Is your cat or kitten driving you crazy ripping up your expensive furniture? With a little knowledge and a little planning, you and your cat can reach a happy place and save your sofa.
Scratching’s Purpose -
It’s important to have insight as to why cat’s scratch in the first place. For a cat, a deep stretch goes from nail to tail. For cats, stretching is a form of muscular exercise, supposedly similar to a mini-workout. While outstretched, scratching helps keep the nails sharp and ready for defense. Another reason cats tend to scratch is that their paws contain special scent glands. They use this scent to mark territory and it’s how they seem to always find their way home after an outdoor adventure. Now that we know that the need to scratch is deeply embedded in a cat’s brain, let’s look at some tips for saving the furniture and rugs in your home.
Protect Off-Limit Areas -
Once your cat chooses an undesired scratching spot, move quickly to protect it. Home remedies that may work for you are wrapping aluminum foil, which cats avoid for some reason, on the surface, spraying the surface with diluted vinegar, citrus oil or eucalyptus oil. Cat’s tend to avoid those scents. There are many products available for purchase to help prevent scratching or at least lessen the damage it can cause. Double sided tape strips and plastic furniture protectors are just a few popular options. The best approach is to protect your furniture and simultaneously establish approved scratching areas.
Create Approved Scratching Areas -
So now that we know why cat’s claw and we have ideas for protecting our furniture, you will need to redirect their attention to a location where they are allowed to scratch. A popular choice is a cat tree. These are multi-level carpet and durable rope covered jungle gyms for cats to climb, perch and scratch all they want. These also are tall enough to allow your cat to outstretch fully. If you don’t quite have the room for a full tree, there are may products available that offer smaller sized scratching opportunities.

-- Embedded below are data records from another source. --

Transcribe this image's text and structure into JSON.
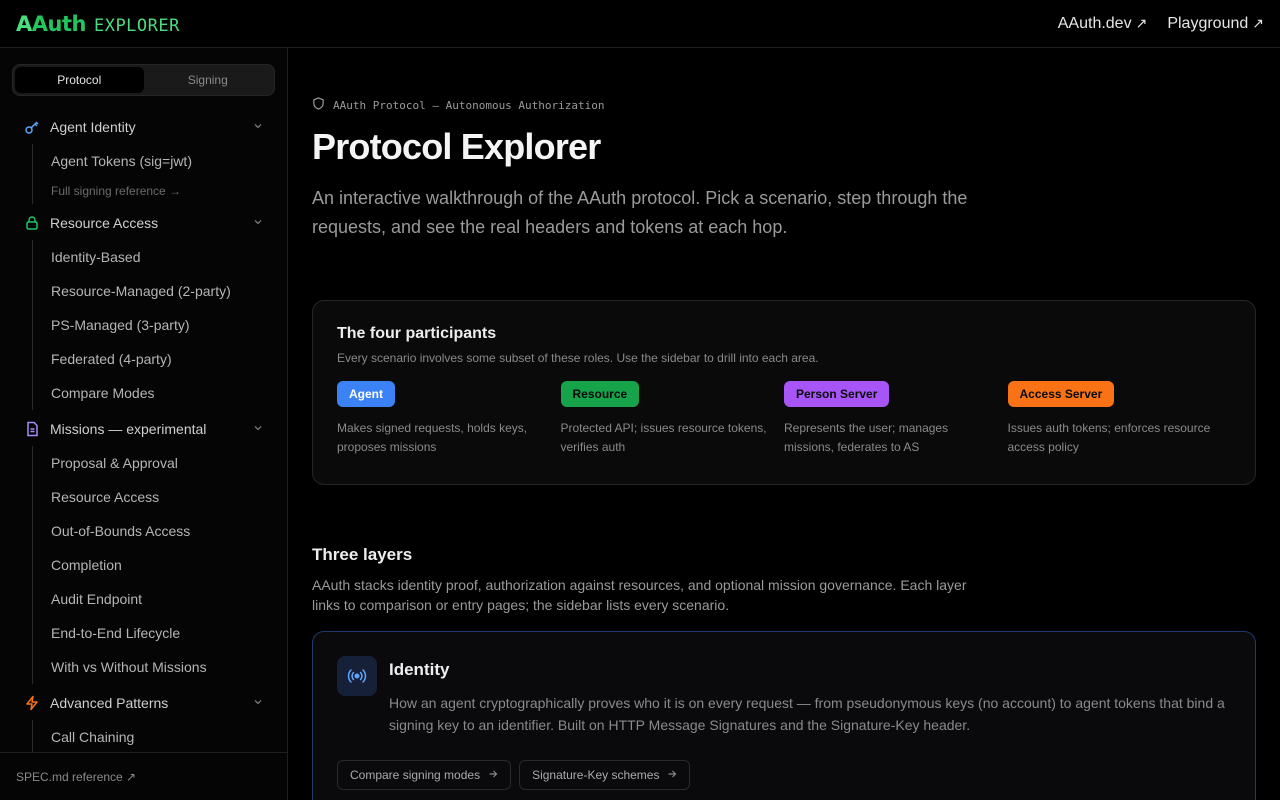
{
  "header": {
    "brand_a": "A",
    "brand_rest": "Auth",
    "brand_sub": "EXPLORER",
    "links": [
      {
        "label": "AAuth.dev",
        "arrow": "↗"
      },
      {
        "label": "Playground",
        "arrow": "↗"
      }
    ]
  },
  "sidebar": {
    "tabs": [
      {
        "label": "Protocol",
        "active": true
      },
      {
        "label": "Signing",
        "active": false
      }
    ],
    "groups": [
      {
        "label": "Agent Identity",
        "icon": "key-icon",
        "color": "#60a5fa",
        "items": [
          "Agent Tokens (sig=jwt)"
        ],
        "sub": "Full signing reference →"
      },
      {
        "label": "Resource Access",
        "icon": "lock-icon",
        "color": "#22c55e",
        "items": [
          "Identity-Based",
          "Resource-Managed (2-party)",
          "PS-Managed (3-party)",
          "Federated (4-party)",
          "Compare Modes"
        ]
      },
      {
        "label": "Missions — experimental",
        "icon": "document-icon",
        "color": "#a78bfa",
        "items": [
          "Proposal & Approval",
          "Resource Access",
          "Out-of-Bounds Access",
          "Completion",
          "Audit Endpoint",
          "End-to-End Lifecycle",
          "With vs Without Missions"
        ]
      },
      {
        "label": "Advanced Patterns",
        "icon": "bolt-icon",
        "color": "#f97316",
        "items": [
          "Call Chaining"
        ]
      }
    ],
    "footer": "SPEC.md reference ↗"
  },
  "main": {
    "eyebrow": "AAuth Protocol — Autonomous Authorization",
    "title": "Protocol Explorer",
    "lead": "An interactive walkthrough of the AAuth protocol. Pick a scenario, step through the requests, and see the real headers and tokens at each hop.",
    "participants": {
      "title": "The four participants",
      "subtitle": "Every scenario involves some subset of these roles. Use the sidebar to drill into each area.",
      "items": [
        {
          "label": "Agent",
          "color": "#3b82f6",
          "text_color": "#ffffff",
          "desc": "Makes signed requests, holds keys, proposes missions"
        },
        {
          "label": "Resource",
          "color": "#16a34a",
          "text_color": "#0a0a0a",
          "desc": "Protected API; issues resource tokens, verifies auth"
        },
        {
          "label": "Person Server",
          "color": "#a855f7",
          "text_color": "#0a0a0a",
          "desc": "Represents the user; manages missions, federates to AS"
        },
        {
          "label": "Access Server",
          "color": "#f97316",
          "text_color": "#0a0a0a",
          "desc": "Issues auth tokens; enforces resource access policy"
        }
      ]
    },
    "layers": {
      "title": "Three layers",
      "subtitle": "AAuth stacks identity proof, authorization against resources, and optional mission governance. Each layer links to comparison or entry pages; the sidebar lists every scenario.",
      "identity": {
        "title": "Identity",
        "desc": "How an agent cryptographically proves who it is on every request — from pseudonymous keys (no account) to agent tokens that bind a signing key to an identifier. Built on HTTP Message Signatures and the Signature-Key header.",
        "links": [
          "Compare signing modes",
          "Signature-Key schemes"
        ]
      }
    }
  }
}
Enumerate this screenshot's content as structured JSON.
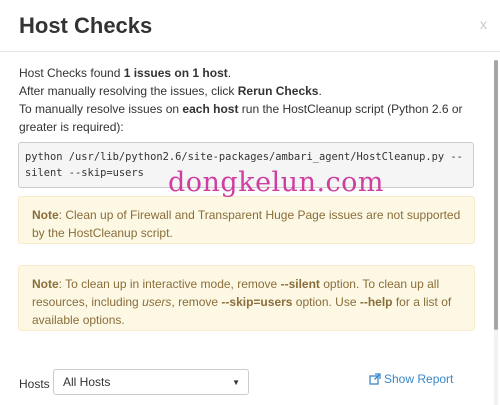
{
  "modal": {
    "title": "Host Checks",
    "close_label": "x"
  },
  "intro": {
    "line1_prefix": "Host Checks found ",
    "line1_bold": "1 issues on 1 host",
    "line1_suffix": ".",
    "line2_prefix": "After manually resolving the issues, click ",
    "line2_bold": "Rerun Checks",
    "line2_suffix": ".",
    "line3_prefix": "To manually resolve issues on ",
    "line3_bold": "each host",
    "line3_suffix": " run the HostCleanup script (Python 2.6 or greater is required):"
  },
  "code": {
    "command": "python /usr/lib/python2.6/site-packages/ambari_agent/HostCleanup.py --silent --skip=users"
  },
  "alerts": {
    "first": {
      "label": "Note",
      "text": ": Clean up of Firewall and Transparent Huge Page issues are not supported by the HostCleanup script."
    },
    "second": {
      "label": "Note",
      "t1": ": To clean up in interactive mode, remove ",
      "b1": "--silent",
      "t2": " option. To clean up all resources, including ",
      "i1": "users",
      "t3": ", remove ",
      "b2": "--skip=users",
      "t4": " option. Use ",
      "b3": "--help",
      "t5": " for a list of available options."
    }
  },
  "hosts": {
    "label": "Hosts",
    "selected": "All Hosts",
    "show_report_label": "Show Report"
  },
  "watermark": {
    "text": "dongkelun.com"
  },
  "colors": {
    "link": "#3a87c8",
    "warning_bg": "#fcf8e3",
    "warning_text": "#8a6d3b",
    "watermark": "#cc2f9a"
  },
  "icons": {
    "external": "external-link-icon",
    "caret": "caret-down-icon",
    "close": "close-icon"
  }
}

Corrugated cardboard trays are a favorite, as are rope wrapped posts. When introducing the approved areas, show your cat that it’s a good place to scratch by scratching with your hand. They will see you and hear the sounds of your nails and overtime will hopefully get the idea. Offering treats during this process is encouraged. You can also rub catnip on the surface to draw them in even more.
Don’t Punish -
Make the off-limits area known to them with a quick hiss or no, but be cautious. The cat should not feel like the act of scratching is wrong, just the place. After the brief discipline, bring your cat to the approved area. Show them again how much fun you have scratching it and give those treats and praise during the process. Creating a positive experience is more likely to increase approved area adoption.
Nail Maintenance -
Another tip for keeping cats from ruining your furniture is to keep their nails trimmed, which may need to be done every 2-3 weeks or so. Nail caps are an option as well. They are basically covers placed on each nail.
Be Consistent -
It’s important to know that convincing a cat not to use your expensive sofa as a scratching post may take time. They tend to be independent, but if you are consistent and encouraging, chances are better that they will learn to accept your rules.